Have a look, too, at this:
http://ln.hixie.ch/?start=1070385285&count=1
....1) As what I'm actually after is "background-color" then it ought to
work
If you apply it as a style to the col element, so your #col3 {...}
style should be, and indeed is, applied.
.... #col2 td.special {...}
is a match for all <td> elements with class=special that are
descendents of the element with id=col2
But id=col2 is a <col> element and <td> elements are NEVER descendents
of col elements. As detailed in the W3C page referenced above.
So your selector doesn't match anything. Hence there is nowhere to
apply your style, and so the browsers are getting it perfectly
correct.
Thanks, Steve. I'm grateful for the clarification - as I now understand it,
a <col> is an independent layer with no descendents. What a pity, though!

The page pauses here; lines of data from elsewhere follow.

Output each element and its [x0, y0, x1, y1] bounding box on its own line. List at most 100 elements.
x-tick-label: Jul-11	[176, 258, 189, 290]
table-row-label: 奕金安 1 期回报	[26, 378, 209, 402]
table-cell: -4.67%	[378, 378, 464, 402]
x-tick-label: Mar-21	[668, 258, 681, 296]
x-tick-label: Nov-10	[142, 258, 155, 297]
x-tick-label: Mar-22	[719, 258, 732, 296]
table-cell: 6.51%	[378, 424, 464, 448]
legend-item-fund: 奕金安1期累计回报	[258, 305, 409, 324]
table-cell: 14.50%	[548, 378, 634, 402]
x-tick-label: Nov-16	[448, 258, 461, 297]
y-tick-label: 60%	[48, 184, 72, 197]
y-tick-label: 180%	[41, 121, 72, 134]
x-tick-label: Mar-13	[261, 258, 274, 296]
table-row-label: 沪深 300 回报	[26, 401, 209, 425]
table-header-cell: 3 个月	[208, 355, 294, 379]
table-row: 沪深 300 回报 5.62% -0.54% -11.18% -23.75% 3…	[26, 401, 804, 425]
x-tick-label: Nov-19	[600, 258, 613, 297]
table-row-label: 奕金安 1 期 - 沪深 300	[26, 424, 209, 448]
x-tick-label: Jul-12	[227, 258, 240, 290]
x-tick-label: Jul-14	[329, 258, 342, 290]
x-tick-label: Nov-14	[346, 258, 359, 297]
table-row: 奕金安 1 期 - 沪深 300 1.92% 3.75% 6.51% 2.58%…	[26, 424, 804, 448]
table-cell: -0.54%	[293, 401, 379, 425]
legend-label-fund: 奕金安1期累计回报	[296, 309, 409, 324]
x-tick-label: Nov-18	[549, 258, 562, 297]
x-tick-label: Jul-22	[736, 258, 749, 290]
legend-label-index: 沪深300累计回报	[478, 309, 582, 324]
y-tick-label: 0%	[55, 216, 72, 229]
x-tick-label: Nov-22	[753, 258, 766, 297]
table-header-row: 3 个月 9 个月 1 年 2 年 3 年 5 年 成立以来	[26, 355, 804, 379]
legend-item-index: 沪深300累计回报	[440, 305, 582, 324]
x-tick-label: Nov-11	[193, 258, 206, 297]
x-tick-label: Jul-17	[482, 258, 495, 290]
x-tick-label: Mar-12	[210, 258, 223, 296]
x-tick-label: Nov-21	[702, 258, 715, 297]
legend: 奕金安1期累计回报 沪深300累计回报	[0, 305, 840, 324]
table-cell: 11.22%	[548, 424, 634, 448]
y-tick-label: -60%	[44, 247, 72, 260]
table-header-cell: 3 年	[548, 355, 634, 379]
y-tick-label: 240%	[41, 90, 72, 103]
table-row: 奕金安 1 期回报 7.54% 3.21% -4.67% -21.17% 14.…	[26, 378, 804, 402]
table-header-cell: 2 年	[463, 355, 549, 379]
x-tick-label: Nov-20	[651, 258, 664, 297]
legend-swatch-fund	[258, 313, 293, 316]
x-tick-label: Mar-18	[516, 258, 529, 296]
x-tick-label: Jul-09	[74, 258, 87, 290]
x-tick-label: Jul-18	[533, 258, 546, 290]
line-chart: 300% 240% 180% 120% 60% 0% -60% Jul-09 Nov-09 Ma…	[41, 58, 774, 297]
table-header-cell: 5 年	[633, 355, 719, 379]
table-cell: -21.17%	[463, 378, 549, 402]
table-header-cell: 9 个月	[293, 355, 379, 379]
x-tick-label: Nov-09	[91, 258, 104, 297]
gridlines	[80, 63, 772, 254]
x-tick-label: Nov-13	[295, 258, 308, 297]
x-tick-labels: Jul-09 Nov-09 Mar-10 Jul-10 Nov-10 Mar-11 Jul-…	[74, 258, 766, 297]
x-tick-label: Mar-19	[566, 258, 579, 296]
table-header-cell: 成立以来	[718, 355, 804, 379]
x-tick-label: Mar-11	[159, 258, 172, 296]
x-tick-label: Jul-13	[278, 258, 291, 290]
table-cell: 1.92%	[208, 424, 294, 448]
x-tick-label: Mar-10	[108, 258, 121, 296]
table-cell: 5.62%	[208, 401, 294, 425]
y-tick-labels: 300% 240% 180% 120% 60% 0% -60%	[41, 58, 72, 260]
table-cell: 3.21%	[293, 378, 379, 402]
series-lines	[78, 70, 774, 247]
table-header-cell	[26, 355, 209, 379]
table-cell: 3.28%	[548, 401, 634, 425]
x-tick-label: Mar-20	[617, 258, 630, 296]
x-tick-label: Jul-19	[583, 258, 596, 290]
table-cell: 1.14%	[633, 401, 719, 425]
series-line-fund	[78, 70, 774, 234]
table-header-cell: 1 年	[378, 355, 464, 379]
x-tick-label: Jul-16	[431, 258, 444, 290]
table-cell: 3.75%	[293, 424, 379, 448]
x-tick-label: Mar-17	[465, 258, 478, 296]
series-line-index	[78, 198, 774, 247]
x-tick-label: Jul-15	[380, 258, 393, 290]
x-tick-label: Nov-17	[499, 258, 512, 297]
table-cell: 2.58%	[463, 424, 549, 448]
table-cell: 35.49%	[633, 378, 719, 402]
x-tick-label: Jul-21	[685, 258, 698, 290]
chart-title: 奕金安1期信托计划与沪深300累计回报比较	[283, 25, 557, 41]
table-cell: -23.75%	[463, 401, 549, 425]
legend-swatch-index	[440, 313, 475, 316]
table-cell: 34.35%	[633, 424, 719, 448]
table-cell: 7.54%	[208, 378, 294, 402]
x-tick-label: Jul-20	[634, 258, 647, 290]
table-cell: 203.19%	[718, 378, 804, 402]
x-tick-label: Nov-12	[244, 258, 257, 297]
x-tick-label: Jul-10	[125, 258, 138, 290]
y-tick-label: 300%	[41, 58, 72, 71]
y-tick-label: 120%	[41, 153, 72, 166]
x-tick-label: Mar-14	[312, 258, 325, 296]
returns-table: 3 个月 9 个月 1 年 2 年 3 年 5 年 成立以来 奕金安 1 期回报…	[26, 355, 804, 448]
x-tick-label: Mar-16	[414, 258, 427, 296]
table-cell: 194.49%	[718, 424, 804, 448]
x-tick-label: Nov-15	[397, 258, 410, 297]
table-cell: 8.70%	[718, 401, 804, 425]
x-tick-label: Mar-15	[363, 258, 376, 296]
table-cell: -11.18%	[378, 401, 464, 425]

I have a large table (thousands of small cells) which is intended to be a
visual cross-reference. I want to be able to colour cells in the "key" part
of the table so that "flagged" cells in different columns are different
colours (so if you're in the buying department you look for the green cells
against document names). The only way I can see now to do it is to have as
many classes as there are columns, so instead of simply having a class
"flagged" and using the col-id, I now have to have classes "flagged-col1",
"flagged-col2", etc. Seems a lot more redundant and so prone to error.
Fantasising now - what I'd really like is a "content value" selector: e.g
any element containing the substring "banana" (or even a regular
expression!) should have background image "xyz.gif" and the text itself
should not be visible.
Anyway, thanks for pointing out my misunderstanding!